The Market’s Split Decision
Institutional investors appear divided. Despite the accounting allegations:
JPMorgan maintains an Overweight rating with a $510 price target
Wells Fargo set a $525 price target
The underlying business metrics remain strong: $2.1 billion in cash, $1.2 billion in debt reduction, and operational improvements including same/next-day delivery for 40% of sales
Yet the stock trades around $414—below both recent highs of $486 and analyst targets above $500.
What This Means for Investors
The Carvana situation illustrates a new dynamic in financial markets. We’re entering an era where:
AI as Watchdog: Sophisticated analysis tools can now process the complex web of related-party transactions, timing patterns, and accounting flows that might indicate irregularities.

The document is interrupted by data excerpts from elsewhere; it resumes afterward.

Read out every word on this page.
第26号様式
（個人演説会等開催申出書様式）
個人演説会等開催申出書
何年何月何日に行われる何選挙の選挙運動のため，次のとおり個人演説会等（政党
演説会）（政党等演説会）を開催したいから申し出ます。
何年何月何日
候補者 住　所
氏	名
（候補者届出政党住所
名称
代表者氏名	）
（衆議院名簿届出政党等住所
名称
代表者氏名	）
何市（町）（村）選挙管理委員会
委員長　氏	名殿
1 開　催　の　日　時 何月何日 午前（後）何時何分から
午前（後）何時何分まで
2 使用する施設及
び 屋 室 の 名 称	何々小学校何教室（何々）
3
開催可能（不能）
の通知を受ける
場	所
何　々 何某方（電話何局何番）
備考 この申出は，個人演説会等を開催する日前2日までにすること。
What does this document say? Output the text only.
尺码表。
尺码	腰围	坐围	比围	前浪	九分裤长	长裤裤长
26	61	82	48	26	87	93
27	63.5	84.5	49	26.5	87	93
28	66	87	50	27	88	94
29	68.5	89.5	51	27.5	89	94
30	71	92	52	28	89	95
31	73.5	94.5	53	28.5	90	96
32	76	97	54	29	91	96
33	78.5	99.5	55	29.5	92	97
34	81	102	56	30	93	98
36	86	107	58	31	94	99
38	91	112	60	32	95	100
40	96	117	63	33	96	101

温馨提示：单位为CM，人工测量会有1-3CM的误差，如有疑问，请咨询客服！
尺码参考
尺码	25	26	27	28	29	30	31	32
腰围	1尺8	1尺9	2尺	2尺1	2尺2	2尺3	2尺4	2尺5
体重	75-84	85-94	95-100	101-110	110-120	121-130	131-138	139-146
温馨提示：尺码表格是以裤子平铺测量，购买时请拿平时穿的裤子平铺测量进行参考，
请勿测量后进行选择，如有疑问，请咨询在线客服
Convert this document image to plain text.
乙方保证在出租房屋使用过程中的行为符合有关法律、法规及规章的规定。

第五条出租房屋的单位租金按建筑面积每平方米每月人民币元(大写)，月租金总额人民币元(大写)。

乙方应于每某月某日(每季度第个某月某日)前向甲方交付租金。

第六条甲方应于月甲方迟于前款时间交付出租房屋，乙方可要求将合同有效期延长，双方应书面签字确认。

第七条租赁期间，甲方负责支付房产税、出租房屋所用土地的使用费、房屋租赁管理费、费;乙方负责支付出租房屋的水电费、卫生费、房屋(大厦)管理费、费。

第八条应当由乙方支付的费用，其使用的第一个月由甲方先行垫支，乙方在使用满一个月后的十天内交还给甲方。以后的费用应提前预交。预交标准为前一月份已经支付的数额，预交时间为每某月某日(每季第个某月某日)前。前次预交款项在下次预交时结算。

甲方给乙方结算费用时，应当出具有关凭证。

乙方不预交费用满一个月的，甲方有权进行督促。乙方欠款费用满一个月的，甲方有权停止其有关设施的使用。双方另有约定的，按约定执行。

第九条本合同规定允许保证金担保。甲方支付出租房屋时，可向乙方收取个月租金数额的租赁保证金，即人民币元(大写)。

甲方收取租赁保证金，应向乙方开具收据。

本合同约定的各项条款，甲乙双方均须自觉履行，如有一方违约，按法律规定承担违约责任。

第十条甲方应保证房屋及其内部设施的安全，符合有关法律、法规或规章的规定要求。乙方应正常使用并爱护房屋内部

Speed vs. Depth: Markets receive allegations faster than they can be fully investigated. The SEC subpoena confirms regulatory scrutiny, but resolution will take time.
The Valuation Paradox: Strong operational performance (55% revenue growth, improved EBITDA margins) can coexist with serious questions about how that performance is being accounted for.
Investment Implications
For risk-tolerant investors, Carvana presents an unusually binary outcome:
If the accounting clears: The stock could quickly recover toward analyst targets above $500, representing 20%+ upside.
If irregularities are confirmed: Substantial downside remains, with potential delisting risk depending on severity.
At approximately 90 times trailing earnings and with unresolved SEC scrutiny, this is emphatically not a position for conservative fiduciary-managed portfolios.
The Broader Message
The more important story transcends Carvana. My conversation with the deception analysis expert highlighted something profound: AI is becoming an increasingly powerful tool for analyzing corporate disclosures, and the results are sometimes revealing uncomfortable truths.
As these AI systems become more sophisticated and widely deployed, we may see:
Earlier detection of accounting irregularities
More frequent challenges to complex related-party arrangements
Increased scrutiny of companies with intricate corporate structures
A new arms race between creative accounting and AI-assisted detection
For investors with five decades of market experience like myself, this represents a genuinely new development. The tools for analyzing corporate truthfulness have fundamentally changed.
Conclusion
Whether Carvana ultimately proves to be a case of aggressive but legal accounting or something more serious remains to be determined. The SEC investigation will provide answers—eventually.
But the broader lesson is clear: AI is changing how markets police themselves. The complex web of transactions that might have gone unnoticed for years can now be mapped, analyzed, and questioned in real time.
For investors, this means heightened vigilance around companies with complex related-party structures—and recognition that the tools for uncovering deception are evolving faster than the methods for creating it.
Disclosure: This analysis is for informational purposes only and should not be considered investment advice. The author writes the Weekly Global Market Navigator and other investment publications. Investors should conduct their own due diligence and consult with financial advisors before making investment decisions.